In May 2015, The Do Good Fund, a non-profit organization that acquires and exhibits photographs made in the American South, invited Lauren Henkin to be an artist-in-residence for a month in Hale County. As a photographer, Henkin was familiar with images of Hale County from the iconic photographs of Walker Evans, William Christenberry, and Gordon Parks among others. Some of these photographs can be found in the permanent collection of the Birmingham Museum of Art. The Museum became interested in Henkin’s photographs initially because they continued the tradition of photographing the South and particularly photographing Alabama. After spending a month in Hale County, Henkin produced a portfolio of over 50 photographs, 15 of which the Museum selected to form the exhibition What’s Lost is Found, opening on November 4, 2016.

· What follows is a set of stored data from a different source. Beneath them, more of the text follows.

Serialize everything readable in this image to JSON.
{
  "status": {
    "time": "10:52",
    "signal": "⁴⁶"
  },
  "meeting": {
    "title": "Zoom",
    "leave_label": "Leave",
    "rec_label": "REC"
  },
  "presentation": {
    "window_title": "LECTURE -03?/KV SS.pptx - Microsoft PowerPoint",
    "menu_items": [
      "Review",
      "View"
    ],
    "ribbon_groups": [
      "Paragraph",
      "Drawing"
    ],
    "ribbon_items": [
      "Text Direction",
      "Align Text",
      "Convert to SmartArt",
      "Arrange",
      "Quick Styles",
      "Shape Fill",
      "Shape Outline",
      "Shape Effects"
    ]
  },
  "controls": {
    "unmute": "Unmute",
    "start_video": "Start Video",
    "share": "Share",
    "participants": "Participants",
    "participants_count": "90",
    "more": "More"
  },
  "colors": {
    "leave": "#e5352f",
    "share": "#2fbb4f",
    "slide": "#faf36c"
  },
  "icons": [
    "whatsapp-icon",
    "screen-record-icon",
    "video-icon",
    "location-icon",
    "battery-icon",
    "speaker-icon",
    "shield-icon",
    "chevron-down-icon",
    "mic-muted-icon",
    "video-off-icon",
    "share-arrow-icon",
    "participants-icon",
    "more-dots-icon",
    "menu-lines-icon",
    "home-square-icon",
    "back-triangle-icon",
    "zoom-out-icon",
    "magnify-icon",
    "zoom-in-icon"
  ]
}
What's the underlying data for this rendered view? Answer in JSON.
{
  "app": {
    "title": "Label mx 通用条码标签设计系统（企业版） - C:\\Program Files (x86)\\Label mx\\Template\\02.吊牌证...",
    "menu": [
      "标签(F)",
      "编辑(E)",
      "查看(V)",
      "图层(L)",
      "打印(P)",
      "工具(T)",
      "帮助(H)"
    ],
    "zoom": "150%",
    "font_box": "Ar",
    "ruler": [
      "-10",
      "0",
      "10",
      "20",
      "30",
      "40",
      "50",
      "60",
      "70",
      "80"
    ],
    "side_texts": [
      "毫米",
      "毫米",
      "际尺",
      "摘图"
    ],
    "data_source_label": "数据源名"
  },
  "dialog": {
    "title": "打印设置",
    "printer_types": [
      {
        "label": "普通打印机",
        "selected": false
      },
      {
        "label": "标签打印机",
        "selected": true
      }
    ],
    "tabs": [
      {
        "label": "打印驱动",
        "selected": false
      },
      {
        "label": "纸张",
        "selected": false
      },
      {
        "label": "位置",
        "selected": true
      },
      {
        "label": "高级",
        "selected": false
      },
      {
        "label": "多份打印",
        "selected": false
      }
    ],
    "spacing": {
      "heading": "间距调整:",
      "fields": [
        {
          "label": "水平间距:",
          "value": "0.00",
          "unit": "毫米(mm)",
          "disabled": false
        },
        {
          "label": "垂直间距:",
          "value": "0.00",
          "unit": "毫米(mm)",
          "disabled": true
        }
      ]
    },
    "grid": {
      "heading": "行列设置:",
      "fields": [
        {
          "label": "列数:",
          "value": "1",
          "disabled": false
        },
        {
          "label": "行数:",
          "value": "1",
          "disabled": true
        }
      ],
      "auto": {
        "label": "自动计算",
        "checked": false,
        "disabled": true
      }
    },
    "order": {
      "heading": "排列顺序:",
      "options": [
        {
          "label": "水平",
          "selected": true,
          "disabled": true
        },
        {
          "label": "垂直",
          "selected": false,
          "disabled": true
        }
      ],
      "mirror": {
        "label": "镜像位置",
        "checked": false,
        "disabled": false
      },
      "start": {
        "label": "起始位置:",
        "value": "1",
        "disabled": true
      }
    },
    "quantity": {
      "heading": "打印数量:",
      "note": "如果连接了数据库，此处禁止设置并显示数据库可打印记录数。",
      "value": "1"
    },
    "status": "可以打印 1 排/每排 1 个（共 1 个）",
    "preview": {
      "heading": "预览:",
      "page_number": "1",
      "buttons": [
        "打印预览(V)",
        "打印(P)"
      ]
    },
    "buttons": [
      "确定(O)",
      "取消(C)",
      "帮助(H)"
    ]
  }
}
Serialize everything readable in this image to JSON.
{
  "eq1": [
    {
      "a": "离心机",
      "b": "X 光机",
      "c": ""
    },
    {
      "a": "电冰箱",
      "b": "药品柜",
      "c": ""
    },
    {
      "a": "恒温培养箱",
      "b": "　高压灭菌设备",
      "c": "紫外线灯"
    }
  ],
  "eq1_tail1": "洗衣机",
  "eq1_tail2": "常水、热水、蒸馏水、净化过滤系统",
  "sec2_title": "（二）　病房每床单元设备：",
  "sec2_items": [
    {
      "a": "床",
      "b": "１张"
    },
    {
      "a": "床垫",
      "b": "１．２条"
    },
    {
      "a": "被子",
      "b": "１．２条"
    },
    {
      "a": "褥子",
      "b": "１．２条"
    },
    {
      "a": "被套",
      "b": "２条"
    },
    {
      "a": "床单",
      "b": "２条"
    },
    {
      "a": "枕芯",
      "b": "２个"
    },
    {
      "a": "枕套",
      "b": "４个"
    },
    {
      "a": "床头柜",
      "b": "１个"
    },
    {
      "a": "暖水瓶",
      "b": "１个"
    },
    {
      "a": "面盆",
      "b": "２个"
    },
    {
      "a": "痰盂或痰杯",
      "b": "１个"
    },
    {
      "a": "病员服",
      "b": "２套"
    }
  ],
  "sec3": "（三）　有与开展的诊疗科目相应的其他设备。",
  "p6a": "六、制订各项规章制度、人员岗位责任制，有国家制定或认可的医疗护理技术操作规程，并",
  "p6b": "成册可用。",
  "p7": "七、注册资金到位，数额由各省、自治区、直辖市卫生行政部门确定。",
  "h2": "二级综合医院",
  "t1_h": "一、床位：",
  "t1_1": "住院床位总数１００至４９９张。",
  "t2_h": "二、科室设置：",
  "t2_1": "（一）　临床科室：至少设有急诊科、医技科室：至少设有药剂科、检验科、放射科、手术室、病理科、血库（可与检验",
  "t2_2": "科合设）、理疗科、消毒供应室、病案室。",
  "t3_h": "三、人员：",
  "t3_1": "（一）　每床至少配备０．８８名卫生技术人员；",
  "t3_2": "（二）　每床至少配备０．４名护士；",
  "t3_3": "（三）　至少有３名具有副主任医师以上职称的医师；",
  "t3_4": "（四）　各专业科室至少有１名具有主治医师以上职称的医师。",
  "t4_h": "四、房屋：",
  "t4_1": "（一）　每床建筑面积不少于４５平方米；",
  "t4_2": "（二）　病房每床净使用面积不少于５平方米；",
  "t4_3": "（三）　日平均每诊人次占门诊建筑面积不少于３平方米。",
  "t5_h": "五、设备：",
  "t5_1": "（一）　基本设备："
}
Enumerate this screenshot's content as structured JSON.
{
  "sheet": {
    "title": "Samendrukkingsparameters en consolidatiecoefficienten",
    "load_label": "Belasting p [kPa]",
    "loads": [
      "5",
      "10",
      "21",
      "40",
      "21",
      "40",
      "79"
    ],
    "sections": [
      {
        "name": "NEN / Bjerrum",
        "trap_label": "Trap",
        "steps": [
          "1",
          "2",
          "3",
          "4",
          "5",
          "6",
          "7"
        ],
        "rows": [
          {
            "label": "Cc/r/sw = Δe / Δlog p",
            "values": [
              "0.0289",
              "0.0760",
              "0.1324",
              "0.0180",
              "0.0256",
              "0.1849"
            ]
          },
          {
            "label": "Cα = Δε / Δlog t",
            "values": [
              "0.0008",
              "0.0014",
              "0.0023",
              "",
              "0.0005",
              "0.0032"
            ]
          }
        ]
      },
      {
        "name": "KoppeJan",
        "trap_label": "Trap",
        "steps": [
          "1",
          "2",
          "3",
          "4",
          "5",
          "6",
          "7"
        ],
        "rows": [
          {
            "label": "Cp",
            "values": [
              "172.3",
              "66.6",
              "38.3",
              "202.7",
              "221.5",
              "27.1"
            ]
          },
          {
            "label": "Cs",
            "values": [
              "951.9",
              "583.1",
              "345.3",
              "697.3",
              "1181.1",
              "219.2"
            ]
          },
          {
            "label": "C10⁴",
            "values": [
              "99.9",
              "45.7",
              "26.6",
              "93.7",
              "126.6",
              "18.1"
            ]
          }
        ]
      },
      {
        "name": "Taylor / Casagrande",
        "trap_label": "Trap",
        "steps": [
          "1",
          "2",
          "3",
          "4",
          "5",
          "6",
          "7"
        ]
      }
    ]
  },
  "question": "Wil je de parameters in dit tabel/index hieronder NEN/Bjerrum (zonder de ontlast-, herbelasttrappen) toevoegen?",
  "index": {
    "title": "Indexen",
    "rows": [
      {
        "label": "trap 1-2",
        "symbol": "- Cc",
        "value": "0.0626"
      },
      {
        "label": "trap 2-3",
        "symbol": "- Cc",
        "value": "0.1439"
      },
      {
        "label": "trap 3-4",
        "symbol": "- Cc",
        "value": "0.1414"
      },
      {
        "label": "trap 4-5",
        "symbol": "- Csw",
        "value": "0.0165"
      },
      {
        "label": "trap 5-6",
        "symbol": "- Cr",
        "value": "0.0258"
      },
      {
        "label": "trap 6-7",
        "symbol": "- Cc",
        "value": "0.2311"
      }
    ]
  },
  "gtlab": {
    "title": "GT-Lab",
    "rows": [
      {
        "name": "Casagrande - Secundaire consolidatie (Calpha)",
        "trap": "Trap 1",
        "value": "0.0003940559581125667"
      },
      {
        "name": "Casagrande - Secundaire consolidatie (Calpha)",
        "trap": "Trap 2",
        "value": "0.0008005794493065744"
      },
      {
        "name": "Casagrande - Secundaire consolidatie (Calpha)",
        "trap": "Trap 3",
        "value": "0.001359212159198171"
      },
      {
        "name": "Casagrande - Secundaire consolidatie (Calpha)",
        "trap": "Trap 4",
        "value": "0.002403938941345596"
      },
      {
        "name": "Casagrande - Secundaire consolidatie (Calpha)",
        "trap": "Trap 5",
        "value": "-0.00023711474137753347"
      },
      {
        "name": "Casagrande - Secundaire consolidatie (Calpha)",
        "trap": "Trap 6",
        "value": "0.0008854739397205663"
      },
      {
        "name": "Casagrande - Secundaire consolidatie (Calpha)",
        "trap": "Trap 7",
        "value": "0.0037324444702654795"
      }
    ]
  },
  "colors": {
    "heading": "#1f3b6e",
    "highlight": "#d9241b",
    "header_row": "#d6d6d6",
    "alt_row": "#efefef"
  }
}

Having moved 10 times in the last decade, Henkin said she felt “grounded in Alabama- the darkened soil acting as magnetic pull.” Aware of being an outsider from Maine, she said, “I knew I would never be able to take ownership of the place, but I could remark on its lush landscape, its humble people, its primaries of reds, blues, and greens.” Talking about her experience in Hale County and the photographs she made while there, Henkin said, “The place itself is sacred terrain, drawing artists from near and far, trying to define a place and people that carry a history of the medium. It is a region filled with a rich complexity that cannot be explained or dissected.”
Born in Washington, D.C., Henkin grew up in Maryland and graduated with a Bachelor of Arts in Architecture from Washington University in St. Louis. She now splits her time between Maine and New York City. Henkin’s work is focused on the tension between preservation and extinction as told through the American vernacular.